Since I've met Paul recently I thought it would add a new dimension to the paul arden experience to have something from those who have experienced paul arden...:)
The Paul Arden "Experienced"
Paul is an interesting young man. He is a qualified professional fly casting instructor, trout fishing guide and itenerant trout bum. He is also a man with a problem, a big problem: it's bigger than him or in fact all of us - his problem is with saltwater. He has progressed from a naive interest in dabbling a fly in salty water, through varying states of disappointment and disillusionment to arrive at a serene and confident complete and utter lack of expectation of ever hooking any sort of piscine creature on anything that can be legally called a fly.
This is a bit unnerving to an average angler who already has a balancing act between negative and positive expectations of any fishing outcome. The proverbial tip of the ice berg with Paul is an apparent whimisical dismissal of the entire saltwater fly fishing realm as the mass literary delusions of frustrated or aberrant freshwater fly fishers that a cynical fishing tackle market has exploited with some of the most costly fly fishing gear ever sold in history. Heaven knows what the other nine tenths of Paul's problem consists of....
But really Paul had no business turning up on my doorstepwithout a definite week's notice so the local fish could be trained by daily burleying to turn up at the right place at the right time. But this I have only appreciated with hindsight.... as it happened I agreed to take him to a sure-fire spot at a local river mouth. But I should have become suspicious as we walked around the beach with Mr Arden spouting forth his "trout this, trout that" talk. No wonder even the lowly local sprats refused to even put in all but the most token of appearances.
Then after flogging away for hours from low to high water , Paul's cool professional veneer started to erode and he began to turn nasty. And personal. With the thinnest pretext of magnaminosly sharing his wealth of professional fly casting knowledge he handed me a rod and then asked me to cast. Of course 'performace anxiety' on my part ensued; who wouldn't when their personal and private casting style was now being coldly anlaysed by a man with a grudge that would have made Captain Ahab's problem with whales look like the merest indifference. There were smoothly delivered comments about not 'rotating the wrist' and 'anticipating the forward cast' and then to add insult to injury he then took my rod itself to task.
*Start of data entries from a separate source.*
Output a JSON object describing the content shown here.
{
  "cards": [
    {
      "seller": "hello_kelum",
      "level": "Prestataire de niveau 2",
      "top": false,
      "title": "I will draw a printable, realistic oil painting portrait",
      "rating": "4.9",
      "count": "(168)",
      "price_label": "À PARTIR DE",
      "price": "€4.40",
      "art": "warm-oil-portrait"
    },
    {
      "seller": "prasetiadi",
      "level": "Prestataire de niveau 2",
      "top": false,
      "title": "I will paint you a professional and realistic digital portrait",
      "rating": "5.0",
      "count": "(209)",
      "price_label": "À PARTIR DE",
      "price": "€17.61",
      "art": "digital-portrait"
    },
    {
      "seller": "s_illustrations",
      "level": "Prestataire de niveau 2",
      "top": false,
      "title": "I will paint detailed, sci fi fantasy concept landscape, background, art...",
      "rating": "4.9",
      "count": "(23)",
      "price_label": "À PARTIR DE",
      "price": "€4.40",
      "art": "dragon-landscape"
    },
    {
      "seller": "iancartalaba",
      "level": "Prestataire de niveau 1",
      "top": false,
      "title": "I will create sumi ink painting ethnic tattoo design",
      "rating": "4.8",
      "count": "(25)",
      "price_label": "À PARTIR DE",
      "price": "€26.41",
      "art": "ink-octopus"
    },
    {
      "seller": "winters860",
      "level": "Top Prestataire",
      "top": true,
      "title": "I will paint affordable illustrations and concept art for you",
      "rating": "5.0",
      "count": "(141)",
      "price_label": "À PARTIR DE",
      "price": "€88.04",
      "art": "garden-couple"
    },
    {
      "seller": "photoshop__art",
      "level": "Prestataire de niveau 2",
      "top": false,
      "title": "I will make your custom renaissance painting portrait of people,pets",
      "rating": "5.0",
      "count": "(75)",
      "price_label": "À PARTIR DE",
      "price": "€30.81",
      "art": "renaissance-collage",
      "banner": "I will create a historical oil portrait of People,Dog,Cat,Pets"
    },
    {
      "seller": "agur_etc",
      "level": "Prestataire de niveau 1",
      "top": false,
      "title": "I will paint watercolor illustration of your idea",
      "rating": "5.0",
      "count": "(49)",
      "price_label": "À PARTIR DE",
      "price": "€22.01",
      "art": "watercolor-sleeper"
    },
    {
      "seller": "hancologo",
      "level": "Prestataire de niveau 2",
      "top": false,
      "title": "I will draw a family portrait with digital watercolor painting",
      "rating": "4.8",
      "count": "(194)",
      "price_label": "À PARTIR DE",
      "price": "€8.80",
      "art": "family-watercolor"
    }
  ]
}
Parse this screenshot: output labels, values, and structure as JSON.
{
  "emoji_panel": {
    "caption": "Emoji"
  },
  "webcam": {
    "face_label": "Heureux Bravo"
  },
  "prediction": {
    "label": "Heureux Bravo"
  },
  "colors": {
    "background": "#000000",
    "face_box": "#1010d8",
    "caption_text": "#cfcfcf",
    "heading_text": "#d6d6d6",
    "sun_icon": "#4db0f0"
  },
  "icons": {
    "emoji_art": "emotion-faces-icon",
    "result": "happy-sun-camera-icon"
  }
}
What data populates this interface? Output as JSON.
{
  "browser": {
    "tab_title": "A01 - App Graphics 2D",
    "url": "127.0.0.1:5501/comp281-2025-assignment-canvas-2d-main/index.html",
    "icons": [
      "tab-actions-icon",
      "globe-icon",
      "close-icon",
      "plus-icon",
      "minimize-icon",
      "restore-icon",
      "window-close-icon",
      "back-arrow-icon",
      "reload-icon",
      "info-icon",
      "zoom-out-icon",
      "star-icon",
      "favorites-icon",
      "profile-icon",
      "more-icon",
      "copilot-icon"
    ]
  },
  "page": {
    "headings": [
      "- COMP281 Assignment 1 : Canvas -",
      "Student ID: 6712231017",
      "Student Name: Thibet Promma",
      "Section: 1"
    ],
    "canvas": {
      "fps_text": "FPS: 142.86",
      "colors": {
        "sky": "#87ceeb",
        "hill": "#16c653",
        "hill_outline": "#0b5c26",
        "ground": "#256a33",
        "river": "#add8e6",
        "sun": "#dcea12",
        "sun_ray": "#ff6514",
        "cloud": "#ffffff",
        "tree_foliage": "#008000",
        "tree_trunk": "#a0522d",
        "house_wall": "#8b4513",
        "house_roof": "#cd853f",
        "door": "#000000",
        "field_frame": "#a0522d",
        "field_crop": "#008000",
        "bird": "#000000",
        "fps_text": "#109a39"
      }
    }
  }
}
Probably just sour grapes because I didn't purchase it from his email emporium that bankrolls his annual international fly fishing junket.
Is it any wonder we didn't catch any thing? Even the other bait anglers present (Paul's foot seemed to twitch as if it had a mind of its own to try to kick some sand in their eyes as we walked past these honest humble fisher folk) reported that they had experienced uncharacteristic failure at a place they normally could rely upon. Families would be going hungry that night. Paul feigned sympathetic surprise at this malady and marched back to his mobile fly tying bench that doubles as his camper van. Thus we drove back to my place.
Paul left a few hours later, bound for Rotorua, breathing threats of exposing the global conspiracy that perpetuates the saltwater flyfishing myth and pressed a parting gift of a size 16 booby nymph into my hand to inspire me in the only noble pursit of flyfishing for trout.
Mark writes for fishing magazines in New Zealand, he lives in Auckland, he's been heavily involved in the Sexyloops Glossary and just like everyone else he never catches anything out the salt either. Well, that's what I think.